13.3.25

Tiempo de amar



Este irse uno muriendo, lentamente, como a ratos, sin evidencia tangible de que sea cierto, hace que en realidad no pensemos que morimos, no se apremia el cuerpo a sucumbir a su intemperie vasta, a su declinar tosco. Nos duele la muerte de los otros. Jamás vi yo asunto que despierte mayores adherencias o desapegos sentimentales. La muerte es el negocio perfecto, el fantasma tangible. La han manejado con proverbial habilidad los chamanes de la tribu y los sacerdotes de los parroquias, que vienen a ser, en esencia, obreros de la misma nublada y lírica causa. Bajo la dulce bóveda de las metáforas, hemos ido construyendo el mundo. A la muerte, a la inflexible, la hemos pensado, en ocasiones, con mayor aplomo que a la propia vida. Descuidada, convertida en una empresa de un orden menor, a pesar de no tener otra más confiable, la vida pasa y la muerte acude, claro. El luego es el que no conocemos. A lo que hemos venido aquí es a hacer ese paseo lo más grato y cómodo posible. ¿Es así? De ninguna manera. Lo enfangamos, lo enturbiamos, lo rebajamos a lágrima o a reproche (como dejó escrito Borges) y rezamos en la secreta esperanza de que alguien escuche lo que barrunta nuestro miedo. El desconsuelo es el que escribe las páginas, no nosotros. La sensación de que el viaje, por hermoso que sea, es incompleto, se arrima de clausura, se viste de finiquito. La posibilidad de que exista un arcano que, al pronunciarse, nos franquee las puertas de la inmortalidad levanta templos, inventa religiones, urde dioses. Una inmortalidad a salvo del tiempo y de sus mercenarios perfectos. 

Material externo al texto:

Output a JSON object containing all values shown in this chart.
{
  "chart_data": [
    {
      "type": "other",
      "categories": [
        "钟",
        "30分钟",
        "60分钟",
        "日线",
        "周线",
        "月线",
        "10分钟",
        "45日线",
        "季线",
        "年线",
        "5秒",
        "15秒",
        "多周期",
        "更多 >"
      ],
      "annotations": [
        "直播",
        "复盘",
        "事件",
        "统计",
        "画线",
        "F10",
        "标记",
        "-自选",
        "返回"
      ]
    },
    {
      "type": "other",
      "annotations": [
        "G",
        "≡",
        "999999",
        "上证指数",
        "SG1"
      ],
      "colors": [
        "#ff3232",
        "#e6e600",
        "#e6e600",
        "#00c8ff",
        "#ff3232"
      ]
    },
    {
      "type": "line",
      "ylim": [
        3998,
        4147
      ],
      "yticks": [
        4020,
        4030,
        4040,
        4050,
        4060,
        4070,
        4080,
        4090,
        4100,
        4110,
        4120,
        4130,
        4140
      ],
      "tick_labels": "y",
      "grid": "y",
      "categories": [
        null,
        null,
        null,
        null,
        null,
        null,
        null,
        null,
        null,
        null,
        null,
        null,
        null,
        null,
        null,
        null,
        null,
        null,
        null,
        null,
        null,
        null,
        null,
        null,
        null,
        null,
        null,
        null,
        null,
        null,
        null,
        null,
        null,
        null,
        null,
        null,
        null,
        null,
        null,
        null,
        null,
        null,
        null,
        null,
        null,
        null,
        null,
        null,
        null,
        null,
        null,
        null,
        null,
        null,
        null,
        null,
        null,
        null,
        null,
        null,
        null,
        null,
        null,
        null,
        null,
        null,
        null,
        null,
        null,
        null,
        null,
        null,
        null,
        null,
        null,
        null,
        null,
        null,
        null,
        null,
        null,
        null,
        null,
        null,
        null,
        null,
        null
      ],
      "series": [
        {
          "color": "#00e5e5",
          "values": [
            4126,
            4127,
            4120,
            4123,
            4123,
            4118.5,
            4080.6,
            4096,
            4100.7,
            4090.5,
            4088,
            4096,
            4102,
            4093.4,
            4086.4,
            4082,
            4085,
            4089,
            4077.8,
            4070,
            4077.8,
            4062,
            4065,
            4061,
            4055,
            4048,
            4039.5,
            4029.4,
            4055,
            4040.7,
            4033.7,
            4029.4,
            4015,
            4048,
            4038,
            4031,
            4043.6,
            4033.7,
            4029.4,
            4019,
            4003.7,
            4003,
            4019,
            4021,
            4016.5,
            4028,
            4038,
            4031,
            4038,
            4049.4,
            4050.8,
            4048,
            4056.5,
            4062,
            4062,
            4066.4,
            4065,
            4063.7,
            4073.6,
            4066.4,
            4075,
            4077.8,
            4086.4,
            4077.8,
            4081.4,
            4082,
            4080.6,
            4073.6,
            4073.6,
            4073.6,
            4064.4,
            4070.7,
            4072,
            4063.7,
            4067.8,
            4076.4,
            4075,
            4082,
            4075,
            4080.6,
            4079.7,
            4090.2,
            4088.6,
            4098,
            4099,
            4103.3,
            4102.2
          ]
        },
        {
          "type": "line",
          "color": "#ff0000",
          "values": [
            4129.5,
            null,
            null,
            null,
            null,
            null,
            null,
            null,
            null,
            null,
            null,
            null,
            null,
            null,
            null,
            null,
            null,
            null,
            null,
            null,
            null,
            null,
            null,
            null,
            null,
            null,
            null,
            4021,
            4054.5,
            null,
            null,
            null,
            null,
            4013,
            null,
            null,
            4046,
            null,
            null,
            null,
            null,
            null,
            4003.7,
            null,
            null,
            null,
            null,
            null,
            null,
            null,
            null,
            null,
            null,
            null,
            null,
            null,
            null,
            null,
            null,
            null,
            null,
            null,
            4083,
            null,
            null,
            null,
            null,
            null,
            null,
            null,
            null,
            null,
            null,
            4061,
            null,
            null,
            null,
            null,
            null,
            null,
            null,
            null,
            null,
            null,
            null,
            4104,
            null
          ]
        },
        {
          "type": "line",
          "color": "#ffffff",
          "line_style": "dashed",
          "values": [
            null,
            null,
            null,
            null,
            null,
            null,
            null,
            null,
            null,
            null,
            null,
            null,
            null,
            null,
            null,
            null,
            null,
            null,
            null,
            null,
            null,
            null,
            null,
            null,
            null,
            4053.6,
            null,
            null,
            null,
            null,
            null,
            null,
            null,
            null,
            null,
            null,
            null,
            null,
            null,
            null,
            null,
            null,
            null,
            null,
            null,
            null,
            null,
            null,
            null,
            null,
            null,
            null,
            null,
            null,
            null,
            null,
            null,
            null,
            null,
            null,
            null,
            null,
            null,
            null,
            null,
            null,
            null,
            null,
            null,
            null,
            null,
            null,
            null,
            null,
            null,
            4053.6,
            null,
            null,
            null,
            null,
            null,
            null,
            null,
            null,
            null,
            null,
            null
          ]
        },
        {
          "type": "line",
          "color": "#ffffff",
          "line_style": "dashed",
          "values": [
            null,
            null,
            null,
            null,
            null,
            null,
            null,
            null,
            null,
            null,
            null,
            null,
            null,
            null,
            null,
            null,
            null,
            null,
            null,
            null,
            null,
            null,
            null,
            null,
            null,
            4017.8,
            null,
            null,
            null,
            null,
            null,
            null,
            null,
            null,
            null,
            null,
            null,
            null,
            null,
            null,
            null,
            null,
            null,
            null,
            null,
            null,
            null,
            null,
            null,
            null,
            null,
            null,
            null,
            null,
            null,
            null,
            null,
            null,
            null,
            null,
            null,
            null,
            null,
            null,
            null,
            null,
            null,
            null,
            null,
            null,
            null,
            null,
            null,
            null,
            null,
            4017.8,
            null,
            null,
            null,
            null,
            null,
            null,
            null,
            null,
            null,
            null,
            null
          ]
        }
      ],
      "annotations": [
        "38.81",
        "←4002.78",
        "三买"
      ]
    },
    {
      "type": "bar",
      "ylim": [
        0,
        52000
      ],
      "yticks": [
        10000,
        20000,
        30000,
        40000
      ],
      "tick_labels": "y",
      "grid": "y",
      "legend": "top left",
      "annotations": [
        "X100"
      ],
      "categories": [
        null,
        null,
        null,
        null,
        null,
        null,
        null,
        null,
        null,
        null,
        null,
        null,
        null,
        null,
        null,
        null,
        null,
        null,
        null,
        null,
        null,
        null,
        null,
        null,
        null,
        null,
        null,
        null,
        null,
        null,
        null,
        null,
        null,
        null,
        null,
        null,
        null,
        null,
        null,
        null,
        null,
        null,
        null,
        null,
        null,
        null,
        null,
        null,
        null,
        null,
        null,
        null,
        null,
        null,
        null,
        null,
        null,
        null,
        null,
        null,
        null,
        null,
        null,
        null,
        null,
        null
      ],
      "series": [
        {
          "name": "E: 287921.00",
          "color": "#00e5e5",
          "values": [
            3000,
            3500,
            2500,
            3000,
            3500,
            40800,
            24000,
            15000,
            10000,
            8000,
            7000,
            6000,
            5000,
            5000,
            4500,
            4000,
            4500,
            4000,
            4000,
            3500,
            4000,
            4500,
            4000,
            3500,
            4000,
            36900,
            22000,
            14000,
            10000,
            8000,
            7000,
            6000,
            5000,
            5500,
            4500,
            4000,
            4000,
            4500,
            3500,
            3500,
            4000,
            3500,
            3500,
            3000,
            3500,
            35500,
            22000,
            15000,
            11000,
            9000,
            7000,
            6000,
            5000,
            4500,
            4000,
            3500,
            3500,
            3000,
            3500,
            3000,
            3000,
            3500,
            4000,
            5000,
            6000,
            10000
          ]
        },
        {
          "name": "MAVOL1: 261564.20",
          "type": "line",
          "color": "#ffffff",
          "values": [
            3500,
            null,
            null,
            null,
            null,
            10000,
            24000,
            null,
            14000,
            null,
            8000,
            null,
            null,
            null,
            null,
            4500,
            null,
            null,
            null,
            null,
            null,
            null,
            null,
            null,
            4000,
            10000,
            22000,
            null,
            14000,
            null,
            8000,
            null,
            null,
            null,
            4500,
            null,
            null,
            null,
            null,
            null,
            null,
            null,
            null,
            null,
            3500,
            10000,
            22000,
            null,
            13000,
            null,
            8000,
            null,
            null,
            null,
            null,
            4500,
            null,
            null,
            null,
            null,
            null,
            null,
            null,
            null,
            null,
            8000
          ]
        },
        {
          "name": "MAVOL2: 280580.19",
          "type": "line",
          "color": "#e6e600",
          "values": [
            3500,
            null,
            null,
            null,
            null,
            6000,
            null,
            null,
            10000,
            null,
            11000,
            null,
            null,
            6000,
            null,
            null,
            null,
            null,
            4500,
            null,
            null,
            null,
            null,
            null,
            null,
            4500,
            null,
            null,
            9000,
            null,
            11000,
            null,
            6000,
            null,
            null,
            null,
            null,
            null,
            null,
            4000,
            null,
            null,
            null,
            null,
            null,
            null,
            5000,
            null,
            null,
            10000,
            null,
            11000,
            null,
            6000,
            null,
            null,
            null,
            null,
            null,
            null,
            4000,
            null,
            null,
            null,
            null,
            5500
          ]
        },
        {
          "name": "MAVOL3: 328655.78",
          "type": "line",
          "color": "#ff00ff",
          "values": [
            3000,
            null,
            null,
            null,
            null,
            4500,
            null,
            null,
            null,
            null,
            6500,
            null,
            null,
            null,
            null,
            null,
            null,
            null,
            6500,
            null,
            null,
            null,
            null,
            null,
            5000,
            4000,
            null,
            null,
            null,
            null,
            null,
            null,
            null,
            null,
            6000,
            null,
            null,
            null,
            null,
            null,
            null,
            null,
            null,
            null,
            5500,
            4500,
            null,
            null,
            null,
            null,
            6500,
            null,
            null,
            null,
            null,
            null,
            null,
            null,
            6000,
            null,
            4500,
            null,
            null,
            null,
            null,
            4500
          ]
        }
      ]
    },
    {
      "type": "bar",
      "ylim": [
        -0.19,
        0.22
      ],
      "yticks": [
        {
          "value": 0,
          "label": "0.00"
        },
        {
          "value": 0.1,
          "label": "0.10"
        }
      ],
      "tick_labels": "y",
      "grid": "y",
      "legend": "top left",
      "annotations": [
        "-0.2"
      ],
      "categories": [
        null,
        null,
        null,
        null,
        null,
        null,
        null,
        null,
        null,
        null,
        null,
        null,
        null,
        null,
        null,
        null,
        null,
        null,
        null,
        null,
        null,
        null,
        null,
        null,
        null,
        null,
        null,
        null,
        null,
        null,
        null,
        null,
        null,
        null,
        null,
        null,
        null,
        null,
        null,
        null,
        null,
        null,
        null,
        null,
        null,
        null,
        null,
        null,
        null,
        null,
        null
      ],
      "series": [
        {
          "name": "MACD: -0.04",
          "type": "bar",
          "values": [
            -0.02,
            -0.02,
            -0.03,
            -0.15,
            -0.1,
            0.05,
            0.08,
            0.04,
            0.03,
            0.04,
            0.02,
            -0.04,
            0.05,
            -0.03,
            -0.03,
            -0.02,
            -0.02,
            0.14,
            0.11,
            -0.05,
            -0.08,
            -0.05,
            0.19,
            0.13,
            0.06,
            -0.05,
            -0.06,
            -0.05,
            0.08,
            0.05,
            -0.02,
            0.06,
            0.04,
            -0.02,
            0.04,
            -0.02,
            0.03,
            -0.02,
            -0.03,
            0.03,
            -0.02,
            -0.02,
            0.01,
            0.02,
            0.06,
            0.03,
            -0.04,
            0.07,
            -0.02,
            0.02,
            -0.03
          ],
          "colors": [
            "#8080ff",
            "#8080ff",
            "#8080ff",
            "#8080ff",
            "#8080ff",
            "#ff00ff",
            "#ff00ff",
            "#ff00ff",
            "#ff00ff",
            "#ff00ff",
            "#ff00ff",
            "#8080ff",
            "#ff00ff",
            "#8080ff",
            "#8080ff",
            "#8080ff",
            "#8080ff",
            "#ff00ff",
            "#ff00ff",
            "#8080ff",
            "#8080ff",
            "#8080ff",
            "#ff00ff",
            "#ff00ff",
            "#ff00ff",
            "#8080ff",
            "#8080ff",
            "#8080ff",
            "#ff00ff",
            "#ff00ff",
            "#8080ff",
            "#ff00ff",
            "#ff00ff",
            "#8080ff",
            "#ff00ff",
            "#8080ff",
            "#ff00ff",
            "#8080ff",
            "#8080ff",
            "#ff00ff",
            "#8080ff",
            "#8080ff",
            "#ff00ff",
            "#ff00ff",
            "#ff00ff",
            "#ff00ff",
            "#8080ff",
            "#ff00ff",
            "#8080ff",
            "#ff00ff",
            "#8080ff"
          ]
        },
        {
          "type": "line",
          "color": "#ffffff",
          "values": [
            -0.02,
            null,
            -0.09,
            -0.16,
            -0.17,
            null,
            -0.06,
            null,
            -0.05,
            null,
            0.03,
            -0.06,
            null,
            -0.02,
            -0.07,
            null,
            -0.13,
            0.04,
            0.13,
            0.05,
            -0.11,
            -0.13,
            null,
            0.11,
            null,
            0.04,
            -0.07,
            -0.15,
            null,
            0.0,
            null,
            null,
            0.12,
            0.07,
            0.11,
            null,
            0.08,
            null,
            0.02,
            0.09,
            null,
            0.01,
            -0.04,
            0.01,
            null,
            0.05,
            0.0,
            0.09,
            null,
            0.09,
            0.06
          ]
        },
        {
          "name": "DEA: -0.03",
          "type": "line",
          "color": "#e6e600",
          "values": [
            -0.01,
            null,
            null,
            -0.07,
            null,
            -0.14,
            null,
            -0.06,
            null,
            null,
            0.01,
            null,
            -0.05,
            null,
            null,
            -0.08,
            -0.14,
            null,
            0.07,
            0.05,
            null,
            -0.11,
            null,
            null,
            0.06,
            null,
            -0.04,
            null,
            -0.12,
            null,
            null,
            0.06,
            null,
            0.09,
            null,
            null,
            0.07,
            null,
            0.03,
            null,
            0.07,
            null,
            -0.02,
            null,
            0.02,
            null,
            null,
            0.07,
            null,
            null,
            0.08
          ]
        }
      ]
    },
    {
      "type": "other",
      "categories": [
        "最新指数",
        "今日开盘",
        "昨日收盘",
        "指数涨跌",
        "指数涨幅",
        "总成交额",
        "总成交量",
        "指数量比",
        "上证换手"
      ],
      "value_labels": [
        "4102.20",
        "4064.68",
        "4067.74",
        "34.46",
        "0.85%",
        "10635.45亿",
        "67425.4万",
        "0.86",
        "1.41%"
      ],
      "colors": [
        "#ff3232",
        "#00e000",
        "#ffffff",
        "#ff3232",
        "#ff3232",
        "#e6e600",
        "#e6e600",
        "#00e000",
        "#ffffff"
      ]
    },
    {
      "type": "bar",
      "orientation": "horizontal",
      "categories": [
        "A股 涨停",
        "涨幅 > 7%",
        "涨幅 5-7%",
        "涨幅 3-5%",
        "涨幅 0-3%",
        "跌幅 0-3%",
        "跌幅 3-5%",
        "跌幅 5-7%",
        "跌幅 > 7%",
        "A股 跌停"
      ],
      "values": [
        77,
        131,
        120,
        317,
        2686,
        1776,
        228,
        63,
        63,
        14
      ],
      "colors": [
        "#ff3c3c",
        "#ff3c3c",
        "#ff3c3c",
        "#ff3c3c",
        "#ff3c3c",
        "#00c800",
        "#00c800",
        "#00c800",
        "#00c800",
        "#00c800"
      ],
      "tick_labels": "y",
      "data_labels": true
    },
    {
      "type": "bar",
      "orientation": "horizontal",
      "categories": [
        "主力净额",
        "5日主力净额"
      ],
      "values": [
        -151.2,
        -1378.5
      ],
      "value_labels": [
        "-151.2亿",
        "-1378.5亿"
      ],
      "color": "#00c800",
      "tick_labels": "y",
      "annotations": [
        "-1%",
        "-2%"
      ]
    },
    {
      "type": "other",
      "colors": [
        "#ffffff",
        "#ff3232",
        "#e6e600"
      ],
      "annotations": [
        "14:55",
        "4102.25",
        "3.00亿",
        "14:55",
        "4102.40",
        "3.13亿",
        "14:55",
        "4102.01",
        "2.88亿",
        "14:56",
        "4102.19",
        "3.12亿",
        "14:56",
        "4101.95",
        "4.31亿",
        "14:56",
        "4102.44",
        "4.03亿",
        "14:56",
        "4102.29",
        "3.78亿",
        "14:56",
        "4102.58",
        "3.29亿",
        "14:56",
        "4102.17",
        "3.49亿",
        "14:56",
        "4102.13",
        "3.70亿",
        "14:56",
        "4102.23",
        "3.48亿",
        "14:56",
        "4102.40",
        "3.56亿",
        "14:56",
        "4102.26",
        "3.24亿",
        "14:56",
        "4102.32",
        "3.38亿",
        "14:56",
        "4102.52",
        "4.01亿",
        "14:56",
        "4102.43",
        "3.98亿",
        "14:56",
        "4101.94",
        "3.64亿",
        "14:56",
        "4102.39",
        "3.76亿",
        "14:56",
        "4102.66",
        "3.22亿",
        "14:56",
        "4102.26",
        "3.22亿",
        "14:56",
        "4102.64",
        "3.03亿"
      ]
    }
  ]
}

La muerte de un hombre es también la de su ángel, sentenció el inconmensurable Rafael Pérez Estrada. Como si alguien afuera, qué hermosa idea, en el fondo, nos tutelara, cautamente vigilara nuestros actos, contemplara la obra de teatro de la que somos actores principales y mudara la sombra en fulgor, la dura piedra en delicado pétalo, en belleza pura. No importa que no se inmiscuya. Da lo mismo que no se haga parte del elenco. Solo saber que está ahí, arriba, al lado, adentro, pendiente de los pasos que damos, al tanto de los errores que cometemos, feliz con la hipótesis de que nos vamos muriendo estupendamente, sin quejarnos mucho, como dejándonos ir.  Mi amigo K. al que últimamente traigo poco o nada por aquí, siendo su casa, me dice que no me ponga trágico. A K. le debo estas charlas conmigo mismo. De él proviene este mirarme y contarme las cosas. No sabré jamás cómo agradecérselo. No sé a qué viene que escriba sobre la muerte, tan temprano, lloviendo como llueve en mi pueblo pequeñito. El orden del mundo está lleno de paisajes hermosos, paisajes que no los cruza la muerte, hondos y palpitantes ellos, ajenos al gris, investidos de color, pero ha sido la frase de Pérez Estrada, la que me ha parecido buena para titular la entrada, la que me ha hecho ponerme (como suelo) a escribir bien temprano. Se me quedó ayer otra vez en la memoria, revoloteando. Es antigua, la conozco desde hace tiempo. Es de las de fácil acomodo y más fácil todavía recitado. No anda uno declamándola, no creo que haya muchas conversaciones en las que cuadre. Estás con unos amigos tomando cerveza en una terraza y de pronto caes en la cuenta de su existencia, suele pasar. Piensas: tengo que soltar en algún momento "La muerte de un hombre también es el fracaso de su ángel", pero no te atreves, no encuentras el hueco, siempre es recomendable que haya uno en el que calzar las cosas que no calzan en otro. De pronto, no será posible, me ha gana de quedarme en casa, no tener nadie a quien ver, nadie que me espere.  Si pueden, quédense en casa. Lean, hablen de la futilidad de lo real con la persona que amen, observen las nubes comidas de agua en el entenebrecido cielo, revisen la filmografía europea de Fritz Lang, ordenen el cajón de los buenos propósitos. Que uno sea querernos mucho. Son tiempos de amarse. Todos lo son.